Clarify the decision
Ask what decision the forecast drives: inventory, staffing, budget allocation, surge pricing, or supply planning. The cost of under-forecasting and over-forecasting determines the metric.
Also clarify horizon and granularity: hourly, daily, weekly; SKU, category, warehouse, city, or region.
Data and features
Use historical demand, price, promotions, inventory availability, holidays, weather, seasonality, geography, and external events. Handle stockouts carefully because observed sales can understate true demand.
For sparse items, aggregate hierarchically and borrow signal from similar items.
Modeling approach
Start with simple baselines: seasonal naive, moving average, and regression on calendar features. Then compare tree models, Prophet-style decompositions, DeepAR-style models, or temporal fusion models if scale justifies it.
Validation
Random splits are wrong. Use rolling backtests and report metrics by horizon, segment, geography, and item volume.

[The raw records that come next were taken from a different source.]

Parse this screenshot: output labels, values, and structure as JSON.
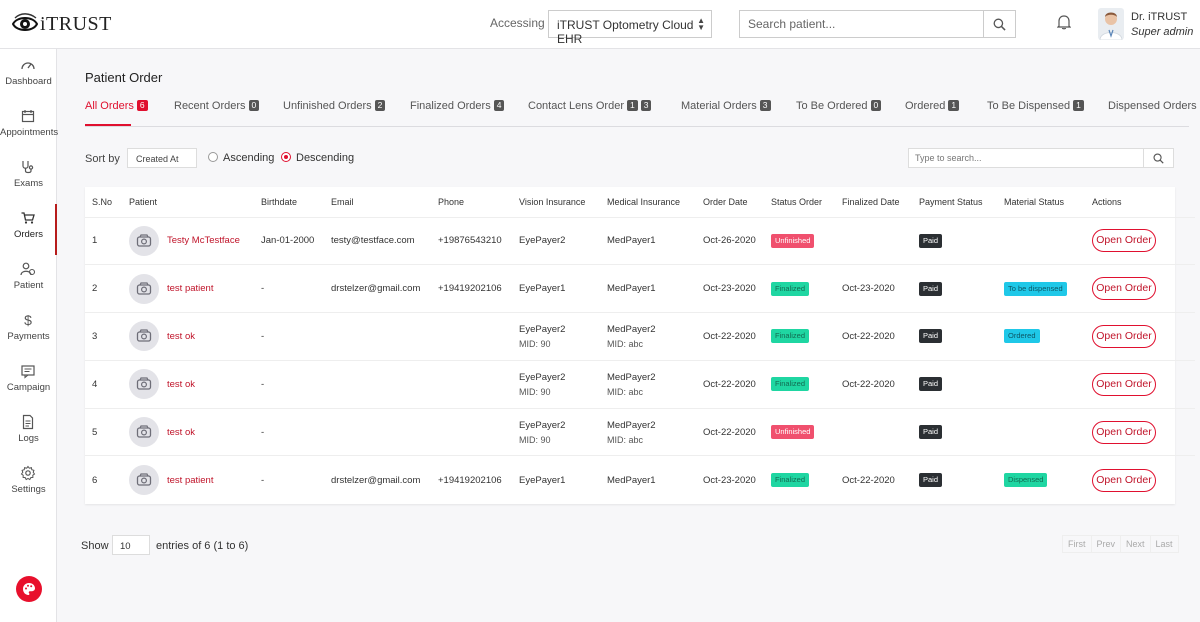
{
  "header": {
    "logo_text": "iTRUST",
    "accessing_label": "Accessing",
    "practice": "iTRUST Optometry Cloud EHR",
    "search_placeholder": "Search patient...",
    "user_name": "Dr. iTRUST",
    "user_role": "Super admin"
  },
  "sidebar": {
    "items": [
      {
        "label": "Dashboard",
        "icon": "dashboard-icon"
      },
      {
        "label": "Appointments",
        "icon": "calendar-icon"
      },
      {
        "label": "Exams",
        "icon": "stethoscope-icon"
      },
      {
        "label": "Orders",
        "icon": "cart-icon",
        "active": true
      },
      {
        "label": "Patient",
        "icon": "patient-icon"
      },
      {
        "label": "Payments",
        "icon": "dollar-icon"
      },
      {
        "label": "Campaign",
        "icon": "campaign-icon"
      },
      {
        "label": "Logs",
        "icon": "logs-icon"
      },
      {
        "label": "Settings",
        "icon": "gear-icon"
      }
    ]
  },
  "page": {
    "title": "Patient Order"
  },
  "tabs": [
    {
      "label": "All Orders",
      "badges": [
        "6"
      ]
    },
    {
      "label": "Recent Orders",
      "badges": [
        "0"
      ]
    },
    {
      "label": "Unfinished Orders",
      "badges": [
        "2"
      ]
    },
    {
      "label": "Finalized Orders",
      "badges": [
        "4"
      ]
    },
    {
      "label": "Contact Lens Order",
      "badges": [
        "1",
        "3"
      ]
    },
    {
      "label": "Material Orders",
      "badges": [
        "3"
      ]
    },
    {
      "label": "To Be Ordered",
      "badges": [
        "0"
      ]
    },
    {
      "label": "Ordered",
      "badges": [
        "1"
      ]
    },
    {
      "label": "To Be Dispensed",
      "badges": [
        "1"
      ]
    },
    {
      "label": "Dispensed Orders",
      "badges": []
    }
  ],
  "sort": {
    "label": "Sort by",
    "field": "Created At",
    "ascending": "Ascending",
    "descending": "Descending",
    "selected": "Descending"
  },
  "table_search_placeholder": "Type to search...",
  "table": {
    "columns": [
      "S.No",
      "Patient",
      "Birthdate",
      "Email",
      "Phone",
      "Vision Insurance",
      "Medical Insurance",
      "Order Date",
      "Status Order",
      "Finalized Date",
      "Payment Status",
      "Material Status",
      "Actions"
    ],
    "rows": [
      {
        "sno": "1",
        "patient": "Testy McTestface",
        "birthdate": "Jan-01-2000",
        "email": "testy@testface.com",
        "phone": "+19876543210",
        "vision": "EyePayer2",
        "vision_sub": "",
        "medical": "MedPayer1",
        "medical_sub": "",
        "order_date": "Oct-26-2020",
        "status": "Unfinished",
        "finalized_date": "",
        "payment": "Paid",
        "material": "",
        "action": "Open Order"
      },
      {
        "sno": "2",
        "patient": "test patient",
        "birthdate": "-",
        "email": "drstelzer@gmail.com",
        "phone": "+19419202106",
        "vision": "EyePayer1",
        "vision_sub": "",
        "medical": "MedPayer1",
        "medical_sub": "",
        "order_date": "Oct-23-2020",
        "status": "Finalized",
        "finalized_date": "Oct-23-2020",
        "payment": "Paid",
        "material": "To be dispensed",
        "action": "Open Order"
      },
      {
        "sno": "3",
        "patient": "test ok",
        "birthdate": "-",
        "email": "",
        "phone": "",
        "vision": "EyePayer2",
        "vision_sub": "MID: 90",
        "medical": "MedPayer2",
        "medical_sub": "MID: abc",
        "order_date": "Oct-22-2020",
        "status": "Finalized",
        "finalized_date": "Oct-22-2020",
        "payment": "Paid",
        "material": "Ordered",
        "action": "Open Order"
      },
      {
        "sno": "4",
        "patient": "test ok",
        "birthdate": "-",
        "email": "",
        "phone": "",
        "vision": "EyePayer2",
        "vision_sub": "MID: 90",
        "medical": "MedPayer2",
        "medical_sub": "MID: abc",
        "order_date": "Oct-22-2020",
        "status": "Finalized",
        "finalized_date": "Oct-22-2020",
        "payment": "Paid",
        "material": "",
        "action": "Open Order"
      },
      {
        "sno": "5",
        "patient": "test ok",
        "birthdate": "-",
        "email": "",
        "phone": "",
        "vision": "EyePayer2",
        "vision_sub": "MID: 90",
        "medical": "MedPayer2",
        "medical_sub": "MID: abc",
        "order_date": "Oct-22-2020",
        "status": "Unfinished",
        "finalized_date": "",
        "payment": "Paid",
        "material": "",
        "action": "Open Order"
      },
      {
        "sno": "6",
        "patient": "test patient",
        "birthdate": "-",
        "email": "drstelzer@gmail.com",
        "phone": "+19419202106",
        "vision": "EyePayer1",
        "vision_sub": "",
        "medical": "MedPayer1",
        "medical_sub": "",
        "order_date": "Oct-23-2020",
        "status": "Finalized",
        "finalized_date": "Oct-22-2020",
        "payment": "Paid",
        "material": "Dispensed",
        "action": "Open Order"
      }
    ]
  },
  "footer": {
    "show_label": "Show",
    "entries_value": "10",
    "entries_text": "entries of 6 (1 to 6)",
    "pager": [
      "First",
      "Prev",
      "Next",
      "Last"
    ]
  },
  "colors": {
    "accent": "#e0102f",
    "unfinished": "#f0506e",
    "finalized": "#1fd6a2",
    "paid": "#2b2f33",
    "material_blue": "#1fc8e8"
  }
}
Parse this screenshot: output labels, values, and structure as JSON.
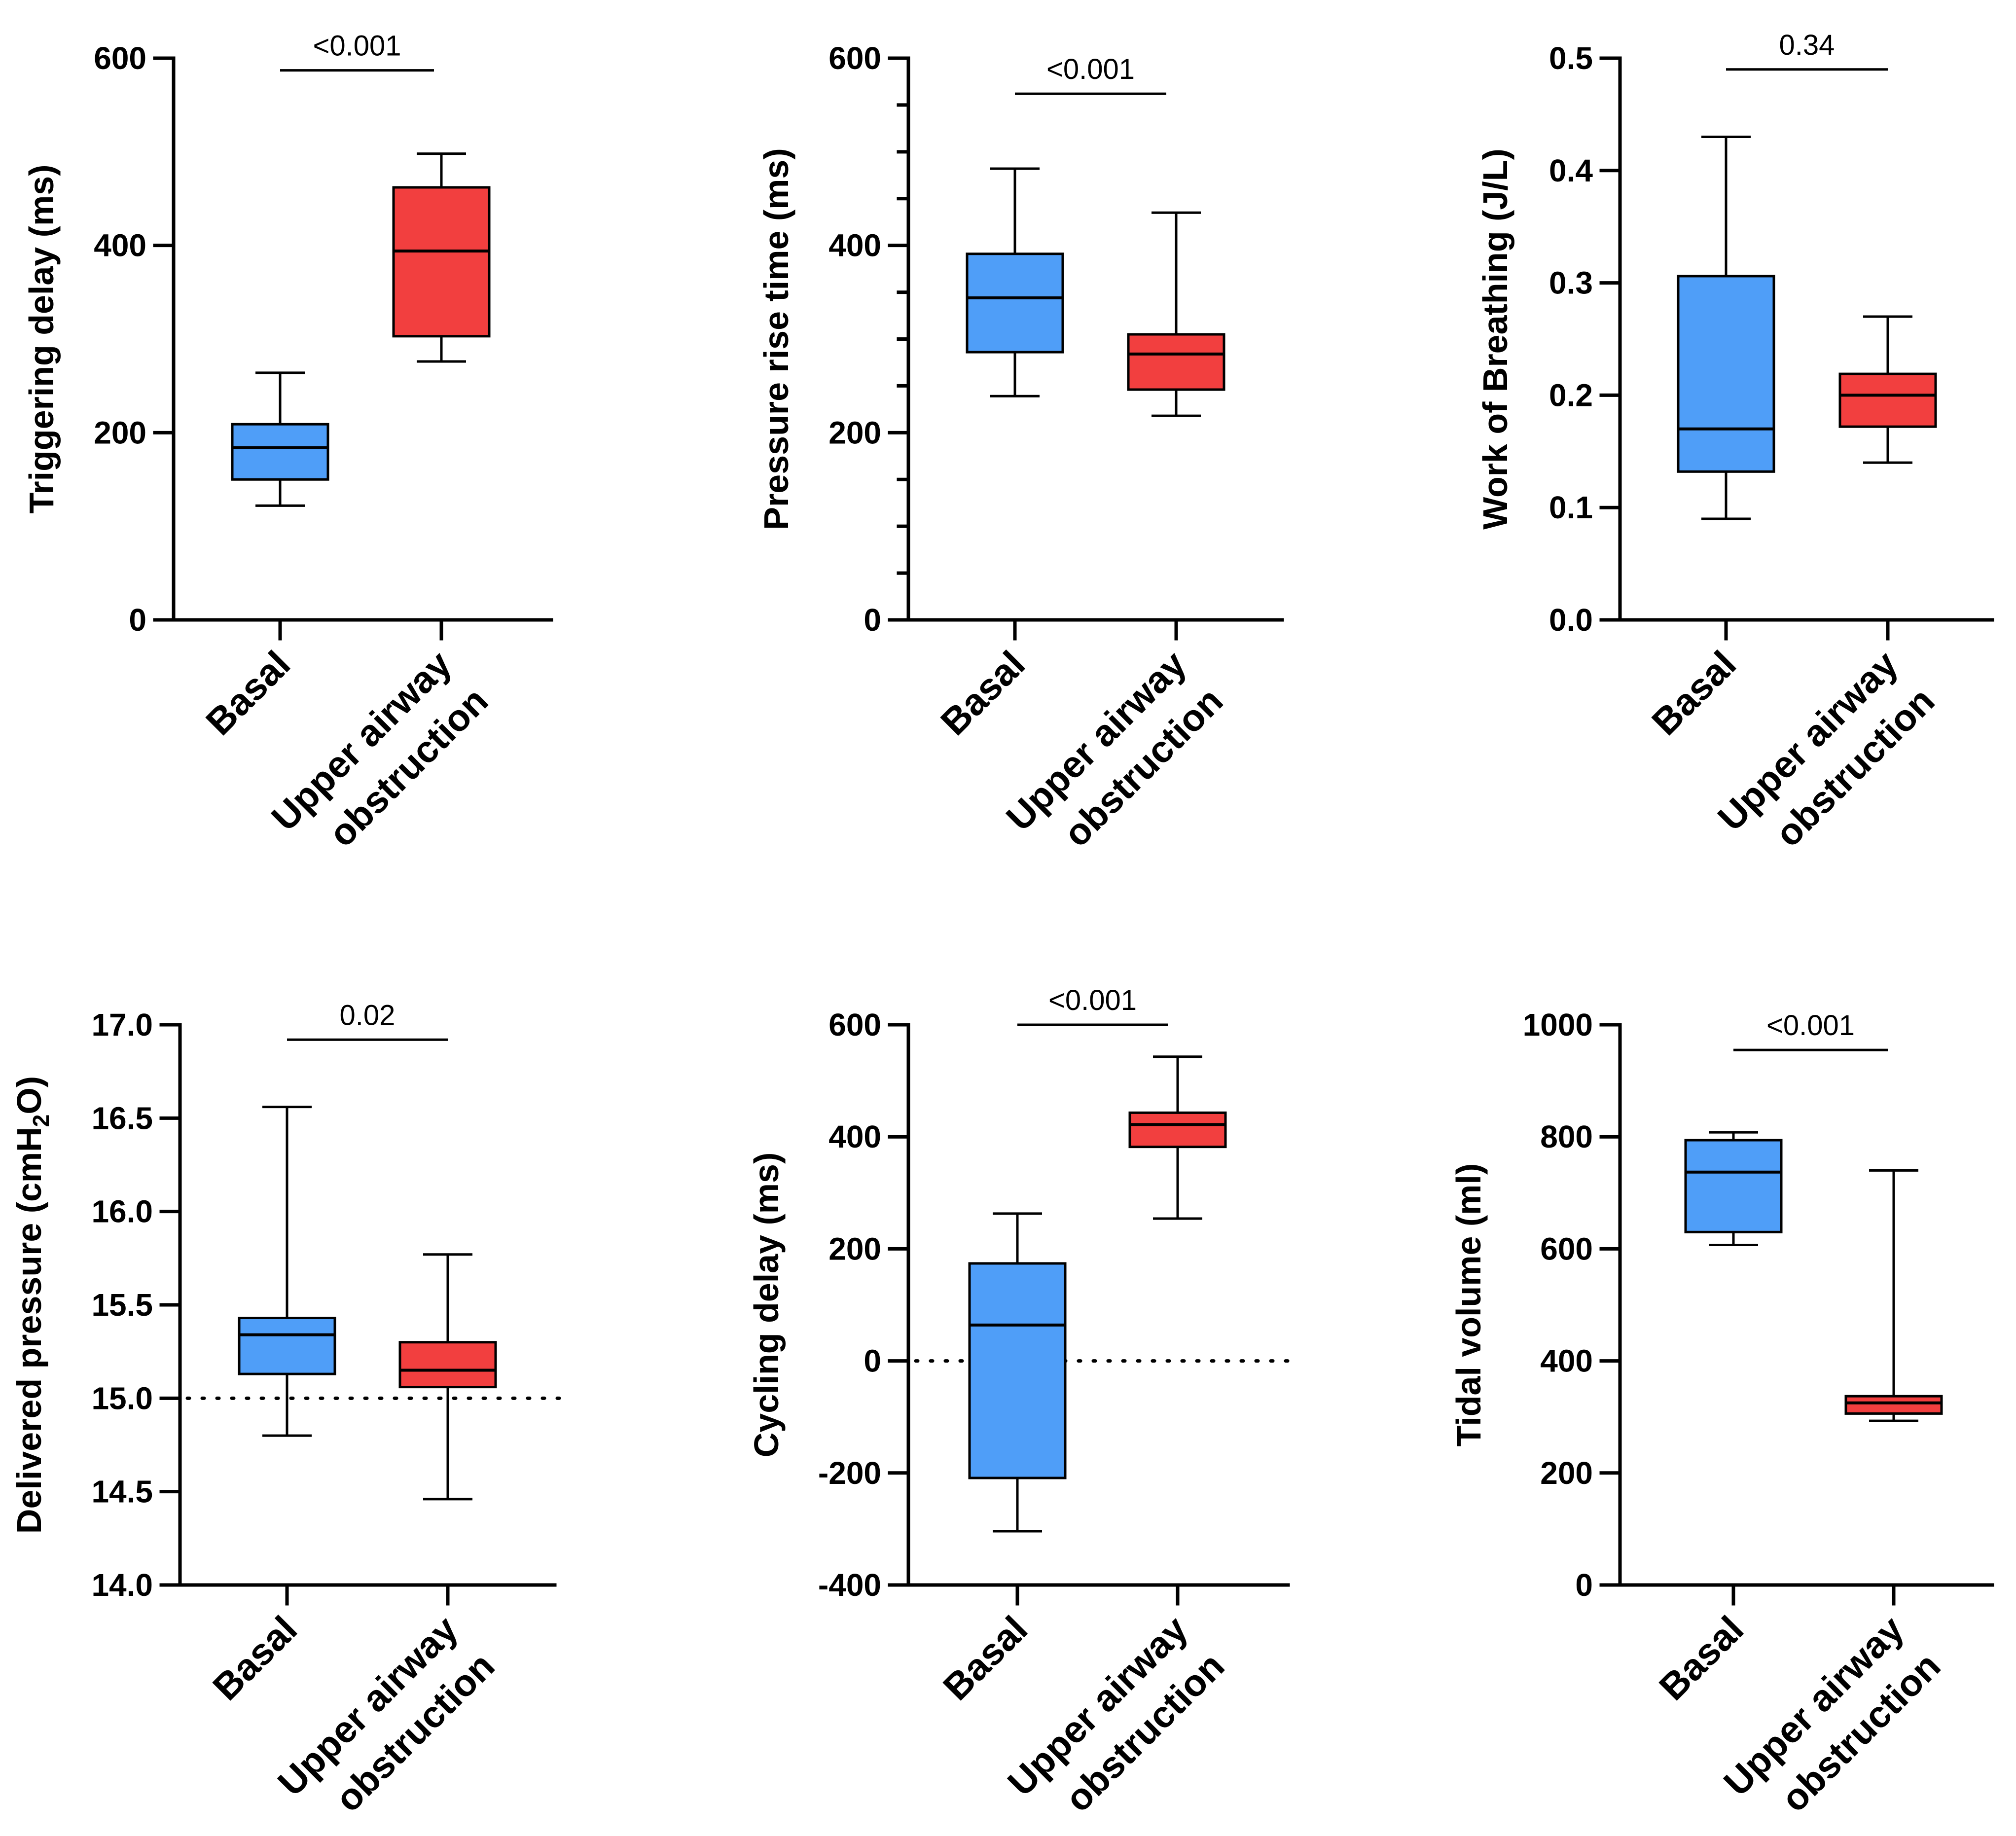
{
  "chart_data": [
    {
      "type": "box",
      "ylabel": "Triggering delay (ms)",
      "ylim": [
        0,
        600
      ],
      "yticks": [
        0,
        200,
        400,
        600
      ],
      "ytick_labels": [
        "0",
        "200",
        "400",
        "600"
      ],
      "minor_ticks": [],
      "categories": [
        "Basal",
        "Upper airway|obstruction"
      ],
      "boxes": [
        {
          "name": "Basal",
          "min": 122,
          "q1": 150,
          "median": 184,
          "q3": 209,
          "max": 264,
          "color": "#4f9ef8"
        },
        {
          "name": "Upper airway obstruction",
          "min": 276,
          "q1": 303,
          "median": 394,
          "q3": 462,
          "max": 498,
          "color": "#f23f3f"
        }
      ],
      "pvalue": "<0.001",
      "pvalue_y": 587,
      "reference_line": null
    },
    {
      "type": "box",
      "ylabel": "Pressure rise time (ms)",
      "ylim": [
        0,
        600
      ],
      "yticks": [
        0,
        200,
        400,
        600
      ],
      "ytick_labels": [
        "0",
        "200",
        "400",
        "600"
      ],
      "minor_ticks": [
        50,
        100,
        150,
        250,
        300,
        350,
        450,
        500,
        550
      ],
      "categories": [
        "Basal",
        "Upper airway|obstruction"
      ],
      "boxes": [
        {
          "name": "Basal",
          "min": 239,
          "q1": 286,
          "median": 344,
          "q3": 391,
          "max": 482,
          "color": "#4f9ef8"
        },
        {
          "name": "Upper airway obstruction",
          "min": 218,
          "q1": 246,
          "median": 284,
          "q3": 305,
          "max": 435,
          "color": "#f23f3f"
        }
      ],
      "pvalue": "<0.001",
      "pvalue_y": 562,
      "reference_line": null
    },
    {
      "type": "box",
      "ylabel": "Work of Breathing (J/L)",
      "ylim": [
        0,
        0.5
      ],
      "yticks": [
        0,
        0.1,
        0.2,
        0.3,
        0.4,
        0.5
      ],
      "ytick_labels": [
        "0.0",
        "0.1",
        "0.2",
        "0.3",
        "0.4",
        "0.5"
      ],
      "minor_ticks": [],
      "categories": [
        "Basal",
        "Upper airway|obstruction"
      ],
      "boxes": [
        {
          "name": "Basal",
          "min": 0.09,
          "q1": 0.132,
          "median": 0.17,
          "q3": 0.306,
          "max": 0.43,
          "color": "#4f9ef8"
        },
        {
          "name": "Upper airway obstruction",
          "min": 0.14,
          "q1": 0.172,
          "median": 0.2,
          "q3": 0.219,
          "max": 0.27,
          "color": "#f23f3f"
        }
      ],
      "pvalue": "0.34",
      "pvalue_y": 0.49,
      "reference_line": null
    },
    {
      "type": "box",
      "ylabel": "Delivered pressure (cmH2O)",
      "ylabel_parts": [
        "Delivered pressure (cmH",
        "2",
        "O)"
      ],
      "ylim": [
        14,
        17
      ],
      "yticks": [
        14,
        14.5,
        15,
        15.5,
        16,
        16.5,
        17
      ],
      "ytick_labels": [
        "14.0",
        "14.5",
        "15.0",
        "15.5",
        "16.0",
        "16.5",
        "17.0"
      ],
      "minor_ticks": [],
      "categories": [
        "Basal",
        "Upper airway|obstruction"
      ],
      "boxes": [
        {
          "name": "Basal",
          "min": 14.8,
          "q1": 15.13,
          "median": 15.34,
          "q3": 15.43,
          "max": 16.56,
          "color": "#4f9ef8"
        },
        {
          "name": "Upper airway obstruction",
          "min": 14.46,
          "q1": 15.06,
          "median": 15.15,
          "q3": 15.3,
          "max": 15.77,
          "color": "#f23f3f"
        }
      ],
      "pvalue": "0.02",
      "pvalue_y": 16.92,
      "reference_line": 15
    },
    {
      "type": "box",
      "ylabel": "Cycling delay (ms)",
      "ylim": [
        -400,
        600
      ],
      "yticks": [
        -400,
        -200,
        0,
        200,
        400,
        600
      ],
      "ytick_labels": [
        "-400",
        "-200",
        "0",
        "200",
        "400",
        "600"
      ],
      "minor_ticks": [],
      "categories": [
        "Basal",
        "Upper airway|obstruction"
      ],
      "boxes": [
        {
          "name": "Basal",
          "min": -304,
          "q1": -209,
          "median": 64,
          "q3": 174,
          "max": 263,
          "color": "#4f9ef8"
        },
        {
          "name": "Upper airway obstruction",
          "min": 254,
          "q1": 382,
          "median": 422,
          "q3": 443,
          "max": 543,
          "color": "#f23f3f"
        }
      ],
      "pvalue": "<0.001",
      "pvalue_y": 600,
      "reference_line": 0
    },
    {
      "type": "box",
      "ylabel": "Tidal volume (ml)",
      "ylim": [
        0,
        1000
      ],
      "yticks": [
        0,
        200,
        400,
        600,
        800,
        1000
      ],
      "ytick_labels": [
        "0",
        "200",
        "400",
        "600",
        "800",
        "1000"
      ],
      "minor_ticks": [],
      "categories": [
        "Basal",
        "Upper airway|obstruction"
      ],
      "boxes": [
        {
          "name": "Basal",
          "min": 607,
          "q1": 630,
          "median": 737,
          "q3": 794,
          "max": 808,
          "color": "#4f9ef8"
        },
        {
          "name": "Upper airway obstruction",
          "min": 293,
          "q1": 306,
          "median": 325,
          "q3": 337,
          "max": 740,
          "color": "#f23f3f"
        }
      ],
      "pvalue": "<0.001",
      "pvalue_y": 955,
      "reference_line": null
    }
  ]
}
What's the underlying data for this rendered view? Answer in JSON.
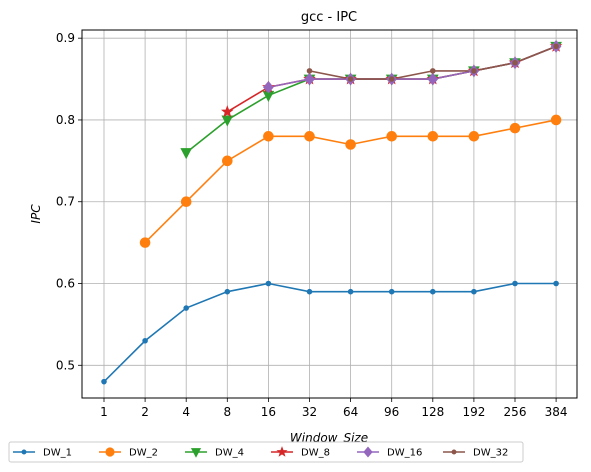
{
  "chart_data": {
    "type": "line",
    "title": "gcc - IPC",
    "xlabel": "Window_Size",
    "ylabel": "IPC",
    "categories": [
      "1",
      "2",
      "4",
      "8",
      "16",
      "32",
      "64",
      "96",
      "128",
      "192",
      "256",
      "384"
    ],
    "ylim": [
      0.46,
      0.91
    ],
    "yticks": [
      0.5,
      0.6,
      0.7,
      0.8,
      0.9
    ],
    "grid": true,
    "legend_position": "bottom",
    "series": [
      {
        "name": "DW_1",
        "color": "#1f77b4",
        "marker": "point",
        "values": [
          0.48,
          0.53,
          0.57,
          0.59,
          0.6,
          0.59,
          0.59,
          0.59,
          0.59,
          0.59,
          0.6,
          0.6
        ]
      },
      {
        "name": "DW_2",
        "color": "#ff7f0e",
        "marker": "circle",
        "values": [
          null,
          0.65,
          0.7,
          0.75,
          0.78,
          0.78,
          0.77,
          0.78,
          0.78,
          0.78,
          0.79,
          0.8
        ]
      },
      {
        "name": "DW_4",
        "color": "#2ca02c",
        "marker": "triangle-down",
        "values": [
          null,
          null,
          0.76,
          0.8,
          0.83,
          0.85,
          0.85,
          0.85,
          0.85,
          0.86,
          0.87,
          0.89
        ]
      },
      {
        "name": "DW_8",
        "color": "#d62728",
        "marker": "star",
        "values": [
          null,
          null,
          null,
          0.81,
          0.84,
          0.85,
          0.85,
          0.85,
          0.85,
          0.86,
          0.87,
          0.89
        ]
      },
      {
        "name": "DW_16",
        "color": "#9467bd",
        "marker": "diamond",
        "values": [
          null,
          null,
          null,
          null,
          0.84,
          0.85,
          0.85,
          0.85,
          0.85,
          0.86,
          0.87,
          0.89
        ]
      },
      {
        "name": "DW_32",
        "color": "#8c564b",
        "marker": "point",
        "values": [
          null,
          null,
          null,
          null,
          null,
          0.86,
          0.85,
          0.85,
          0.86,
          0.86,
          0.87,
          0.89
        ]
      }
    ]
  }
}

Pick metrics tied to decisions: WAPE, MAPE where safe, pinball loss for quantiles, or weighted cost error when under-forecasting is worse than over-forecasting.
Failure modes
- Leakage: future promotions or inventory status included as features.
- Sparse items: aggregate metrics hide poor tail performance.
- Stockout bias: sales are not demand when inventory is unavailable.
- Concept drift: seasonality and behavior shift after launches, pandemics, or pricing changes.
What the architect signal looks like
End by connecting model error to dollars: inventory waste, missed sales, staffing cost, or customer wait time.